テラビット級の無線通信を実現するべく、李らは、OAM(Orbital Angular Momentum:軌道角運動量)多重伝送という技術に着目し、空間多重数の増加による大容量化をめざしている。OAMとは、電波の進行方向の垂直平面上で電界の位相分布が回転するように表される電波の性質の一つであり、OAMの性質を持つ電波の伝搬は、同一位相の軌跡が進行方向に対してらせん形状になる特徴がある。
「OAMの性質を持つ電波は、送信時と同じ位相の回転数を持った受信機でないと受信できません」
イメージとしては、送信機と受信機の関係がボルトとナットの関係のようにらせん構造の噛み合ったもの同士でないと通過できない状態だ。
「それは、異なる複数の回転数に対応した送信機と受信機のセットを用意すれば、同じ周波数帯域の複数の電波を重ねて同時に送れることを意味します」
このOAM多重伝送という技術自体は古くから検討されていて、決して新しい技術というわけではない。
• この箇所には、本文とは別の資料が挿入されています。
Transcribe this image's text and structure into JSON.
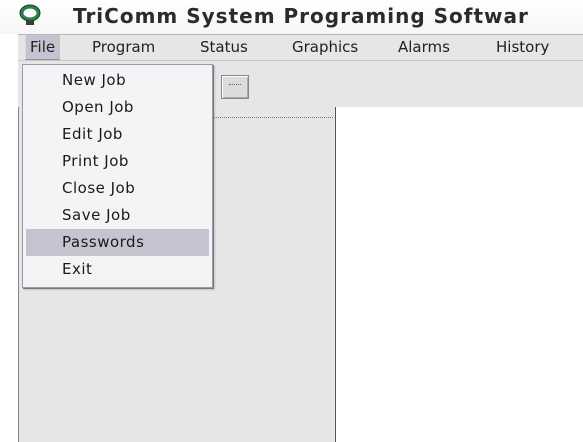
{
  "window": {
    "title": "TriComm System Programing Softwar"
  },
  "menubar": {
    "items": [
      {
        "label": "File",
        "active": true
      },
      {
        "label": "Program"
      },
      {
        "label": "Status"
      },
      {
        "label": "Graphics"
      },
      {
        "label": "Alarms"
      },
      {
        "label": "History"
      }
    ]
  },
  "file_menu": {
    "items": [
      {
        "label": "New Job"
      },
      {
        "label": "Open Job"
      },
      {
        "label": "Edit Job"
      },
      {
        "label": "Print Job"
      },
      {
        "label": "Close Job"
      },
      {
        "label": "Save Job"
      },
      {
        "label": "Passwords",
        "highlighted": true
      },
      {
        "label": "Exit"
      }
    ]
  },
  "colors": {
    "chrome": "#e6e6e6",
    "highlight": "#c4c4d0",
    "menu_bg": "#f4f4f6"
  },
  "icons": {
    "app": "tricomm-logo-icon",
    "toolbar_button": "toolbar-button-icon"
  }
}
ただし、理論上は無限に重ねることができるOAM多重伝送であっても、回転数が高くなるとOAMを用いた電波は、進行とともにビームが空間的に広がる性質があり、遠くまで伝送させることが困難であったことから実用化には至らなかった。
「回転数の増加にともなうビームの広がりという課題は、高い周波数を使うことで解決ができます。近年、ミリ波などの高周波数帯利用技術が発展し、高い周波数帯の電波が活用されつつあります。NTTは、28GHz帯以上において、世界で初めて複数のOAMの性質を持つ電波を同時に伝送することができる送受信装置を開発し、OAM多重伝送の実現性を示しました」

柔軟な発想と通信事業者としての経験値

MIMOと呼ばれる複数アンテナを用いて電波を重ね合わせる技術は、5GやWi-Fiなどに空間多重技術として幅広く利用されている。このMIMOとOAMを巧みに統合することで従来を凌駕する多重伝送を実現した。この「OAM-MIMO多重伝送」は李らの研究者としての最先端の視点と柔軟な発想、そしてこれまで通信事業者としてMIMOを実装してきたNTTのノウハウがあったからこそ、実現できた技術だ。
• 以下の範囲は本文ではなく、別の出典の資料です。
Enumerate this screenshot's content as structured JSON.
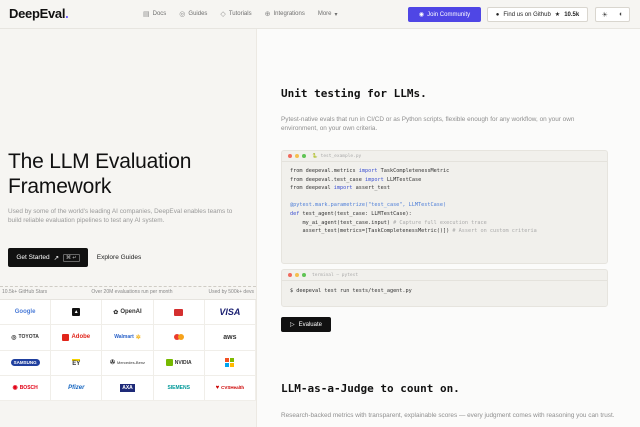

「これまで、OAM多重伝送技術は、MIMO技術とは別の空間多重技術として考えられ、MIMO技術と同時に使うアプローチはありませんでした。私たちは、発想を変えて、空間多重の方法として互いに独立であるOAM多重伝送とMIMO技術を組み合わせ、各技術の長所を活用した『OAM-MIMO多重伝送』を考案し、多重数を飛躍的に増加することができました」
この李らの研究においては、これまで実験室環境で120Gbpsの無線伝送を実現し、世界記録を達成している。現在は、特定実験試験局免許を取得し、同伝送技術を用いた屋外での大容量無線伝送の実験を実施している。また国際学会などを活用し、こうした先進的な成果を世界に先駆けて発信していく予定だ。
「5Gの次」という未来に向けた研究が熱く進められている。